In order to detect further interactions between SHRSP-specific G-3 and G-4 genes, we applied the IPA path explorer tool, suggested the presence of one gene that assisted these interactions, and found such a condition when we proposed tumor protein p53 (Tp53) (51), which interacts directly with specific target DNA sequences to regulate gene expression. The presence of Tp53 facilitated interactions between 2 G-3 genes, Agt (18) and Apoh (19), and 3 G-4 genes, Apoh, Vegfb (52) and Banp (51) (Fig. 3).

Four enriched G-3 genes were categorized as GO:0003013 (circulatory system process). These genes were expected to participate in blood pressure control and the pathogenesis of stroke. Moreover, 2 enriched G-3 genes, Apoh and Hrg, were categorized as GO:0051918 (negative regulation of fibrinolysis) (Table II, G-3). Since Apoh has been implicated in various physiological pathways, including lipoprotein metabolism, coagulation and the production of antiphospholipid autoantibodies, we hypothesized that it may participate in the genesis of atherosclerosis and stroke. Hrg possesses antimicrobial activity, and the incorporation of Hrg into fibrin clots facilitates bacterial entrapment and killing and promotes inflammation. Since vascular inflammation is known to trigger atherosclerosis, Hrg influences atherosclerosis and susceptibility to strokes.

Two out of the 5 enriched G-4 genes, Apoh and Hrg were categorized as GO:0051918 (negative regulation of fibrinolysis), while the remaining 3 genes, chemokine (C-C motif) receptor 1 (Ccr1), leukocyte immunoglobulin-like receptor B-3-like (Lilrb3l) and Zbtb16 were categorized as GO:0030097 (hemopoiesis) (Table II, G-4): Ccr1 encodes a member of the β-chemokine receptor family. Knockout studies on the mouse homolog suggested roles for this gene in host protection from inflammatory responses, and susceptibility to viruses and parasites. Lilrb3l is a receptor for the major histocompatibility complex class I antigen (MHC-I), and may play a physiological role in the brain for neuronal circuitry stability by inhibiting synaptic plasticity. Zbtb16 encodes a protein which is located in the nucleus. It is involved in cell cycle progression and interacts with a histone deacetylase.

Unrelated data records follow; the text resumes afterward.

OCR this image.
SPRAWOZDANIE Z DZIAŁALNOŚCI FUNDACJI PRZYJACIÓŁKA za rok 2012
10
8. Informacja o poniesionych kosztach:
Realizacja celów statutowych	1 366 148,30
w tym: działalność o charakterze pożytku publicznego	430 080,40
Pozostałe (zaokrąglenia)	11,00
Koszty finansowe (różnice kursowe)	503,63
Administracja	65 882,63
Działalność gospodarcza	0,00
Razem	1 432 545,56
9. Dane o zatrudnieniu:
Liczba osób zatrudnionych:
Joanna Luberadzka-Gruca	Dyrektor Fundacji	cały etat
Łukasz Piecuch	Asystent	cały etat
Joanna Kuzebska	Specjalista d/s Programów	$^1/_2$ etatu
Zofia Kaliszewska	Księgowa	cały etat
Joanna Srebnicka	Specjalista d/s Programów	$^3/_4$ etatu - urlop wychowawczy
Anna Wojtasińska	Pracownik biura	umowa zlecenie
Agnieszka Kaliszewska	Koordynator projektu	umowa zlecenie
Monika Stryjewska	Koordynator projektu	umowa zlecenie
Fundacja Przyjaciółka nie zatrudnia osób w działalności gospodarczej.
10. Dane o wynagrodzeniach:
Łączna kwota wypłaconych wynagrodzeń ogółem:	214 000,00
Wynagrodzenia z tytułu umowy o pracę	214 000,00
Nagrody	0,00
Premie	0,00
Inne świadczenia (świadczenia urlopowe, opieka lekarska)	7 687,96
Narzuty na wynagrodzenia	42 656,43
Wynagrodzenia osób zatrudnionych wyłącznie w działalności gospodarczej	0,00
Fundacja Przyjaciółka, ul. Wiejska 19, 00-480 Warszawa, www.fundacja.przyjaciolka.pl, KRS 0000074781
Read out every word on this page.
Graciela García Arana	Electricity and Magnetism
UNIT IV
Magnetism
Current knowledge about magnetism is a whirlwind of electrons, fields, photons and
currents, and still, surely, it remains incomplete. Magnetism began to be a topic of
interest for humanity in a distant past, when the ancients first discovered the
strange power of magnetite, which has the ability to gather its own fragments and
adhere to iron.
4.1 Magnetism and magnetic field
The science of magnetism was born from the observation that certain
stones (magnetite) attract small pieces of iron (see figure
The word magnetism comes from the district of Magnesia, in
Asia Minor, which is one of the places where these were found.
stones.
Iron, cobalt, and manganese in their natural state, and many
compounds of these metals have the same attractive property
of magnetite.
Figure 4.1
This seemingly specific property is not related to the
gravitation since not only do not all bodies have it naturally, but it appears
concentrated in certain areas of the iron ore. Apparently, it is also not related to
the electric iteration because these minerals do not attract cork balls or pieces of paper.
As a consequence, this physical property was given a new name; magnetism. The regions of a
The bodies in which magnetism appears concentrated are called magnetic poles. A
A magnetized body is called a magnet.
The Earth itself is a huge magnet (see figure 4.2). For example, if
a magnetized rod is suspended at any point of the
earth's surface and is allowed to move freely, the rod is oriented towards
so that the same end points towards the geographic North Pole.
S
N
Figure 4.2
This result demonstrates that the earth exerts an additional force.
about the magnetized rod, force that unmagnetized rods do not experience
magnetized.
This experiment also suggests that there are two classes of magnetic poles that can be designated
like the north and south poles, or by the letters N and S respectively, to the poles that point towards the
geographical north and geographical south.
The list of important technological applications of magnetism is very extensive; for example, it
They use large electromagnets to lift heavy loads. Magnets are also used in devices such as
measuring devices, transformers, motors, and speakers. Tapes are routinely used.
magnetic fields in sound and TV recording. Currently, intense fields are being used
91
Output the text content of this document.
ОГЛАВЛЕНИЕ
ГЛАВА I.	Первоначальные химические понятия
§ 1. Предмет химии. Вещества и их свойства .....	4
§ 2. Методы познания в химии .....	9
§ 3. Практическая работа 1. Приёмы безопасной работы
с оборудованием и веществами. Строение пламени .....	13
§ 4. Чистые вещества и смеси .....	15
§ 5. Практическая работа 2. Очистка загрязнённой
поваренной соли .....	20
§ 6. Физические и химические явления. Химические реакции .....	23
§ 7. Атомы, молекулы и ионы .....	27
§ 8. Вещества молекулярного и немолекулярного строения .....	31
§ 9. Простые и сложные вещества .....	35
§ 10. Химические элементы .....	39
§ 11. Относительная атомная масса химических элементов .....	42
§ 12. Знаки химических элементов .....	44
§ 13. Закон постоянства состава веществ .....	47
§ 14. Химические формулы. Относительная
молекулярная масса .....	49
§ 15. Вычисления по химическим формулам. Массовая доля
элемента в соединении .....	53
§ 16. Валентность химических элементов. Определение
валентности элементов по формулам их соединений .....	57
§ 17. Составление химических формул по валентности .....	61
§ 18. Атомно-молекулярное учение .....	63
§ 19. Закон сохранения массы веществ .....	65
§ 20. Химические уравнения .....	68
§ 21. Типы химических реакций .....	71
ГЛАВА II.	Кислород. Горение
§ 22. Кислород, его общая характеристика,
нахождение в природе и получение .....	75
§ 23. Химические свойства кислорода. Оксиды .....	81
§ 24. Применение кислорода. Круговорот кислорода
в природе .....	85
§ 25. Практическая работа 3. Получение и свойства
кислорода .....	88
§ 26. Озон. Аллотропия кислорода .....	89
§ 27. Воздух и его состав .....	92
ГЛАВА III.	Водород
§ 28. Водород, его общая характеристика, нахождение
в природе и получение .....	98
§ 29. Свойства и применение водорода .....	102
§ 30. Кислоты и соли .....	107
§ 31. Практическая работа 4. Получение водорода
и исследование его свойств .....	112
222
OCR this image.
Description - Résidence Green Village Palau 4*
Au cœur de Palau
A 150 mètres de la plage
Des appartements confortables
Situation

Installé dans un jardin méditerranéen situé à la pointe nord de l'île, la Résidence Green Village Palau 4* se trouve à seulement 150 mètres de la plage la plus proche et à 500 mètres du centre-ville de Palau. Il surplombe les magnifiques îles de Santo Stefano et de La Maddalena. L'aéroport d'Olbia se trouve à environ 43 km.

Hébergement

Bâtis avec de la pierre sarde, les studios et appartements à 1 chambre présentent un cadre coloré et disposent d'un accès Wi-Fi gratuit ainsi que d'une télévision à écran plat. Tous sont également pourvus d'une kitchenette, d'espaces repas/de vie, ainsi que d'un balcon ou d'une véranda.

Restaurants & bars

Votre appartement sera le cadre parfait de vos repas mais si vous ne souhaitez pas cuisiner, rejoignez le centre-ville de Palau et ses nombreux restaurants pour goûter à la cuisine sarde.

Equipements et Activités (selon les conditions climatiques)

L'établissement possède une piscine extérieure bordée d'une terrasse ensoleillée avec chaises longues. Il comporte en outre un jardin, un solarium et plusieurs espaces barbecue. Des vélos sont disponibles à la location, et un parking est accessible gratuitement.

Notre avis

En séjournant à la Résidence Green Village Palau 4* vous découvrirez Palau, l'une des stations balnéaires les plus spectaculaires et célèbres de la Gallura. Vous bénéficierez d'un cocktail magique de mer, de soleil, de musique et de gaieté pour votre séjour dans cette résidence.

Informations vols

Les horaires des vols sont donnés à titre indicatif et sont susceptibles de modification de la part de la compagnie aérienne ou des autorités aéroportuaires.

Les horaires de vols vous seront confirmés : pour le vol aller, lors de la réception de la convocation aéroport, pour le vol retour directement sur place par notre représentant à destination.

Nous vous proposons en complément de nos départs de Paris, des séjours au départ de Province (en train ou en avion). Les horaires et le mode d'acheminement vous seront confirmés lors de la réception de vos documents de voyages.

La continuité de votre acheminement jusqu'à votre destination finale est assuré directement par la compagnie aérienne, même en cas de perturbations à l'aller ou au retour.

We previously examined gene expression profiles in the brain, and found that 6 SHRSP-specific genes isolated from the rats at 6 weeks of age (Agtr1b, Arc, Egr2, Fos, Hspa1b and Snca) were annotated to ‘behavior' and were suggested to participate in the genesis of ADHD (5). In the present study, we investigated gene expression profiles in the kidneys, and unexpectedly found that 6 SHRSP-specific genes isolated from the rats at 6 weeks of age (Banp, Ephx2, Rbfox1, Rxrg, Ryr1 and Zbtb16) were annotated to ‘Huntington's disease' (Table IV, G-4). Tp53 was also found to be involved in ‘Huntington's disease' (33,52). These findings suggested the participation of common genes in the genesis of symptoms related to ADHD and Huntington's disease (Table IV, G-4).

SHR-specific genes isolated from the kidneys of 3-week-old rats included possible candidate genes that trigger hypertension (Bcl6 and Sox2), and SHRSP-specific genes isolated from the kidneys of 3-week-old rats included possible candidate genes that trigger stroke, such as Agt, Agtrap and Apoh. The results obtained from SHRSP-specific genes isolated from the kidneys of 6-week-old rats included 6 genes that have been functionally annotated to Huntington's disease (Banp, Ephx2, Rbfox1, Rxrg, Ryr1 and Zbtb16). These results implicate these genes in the involuntary movement associated with Huntington's disease as well as ‘attention-deficit hyperactivity' observed in ADHD.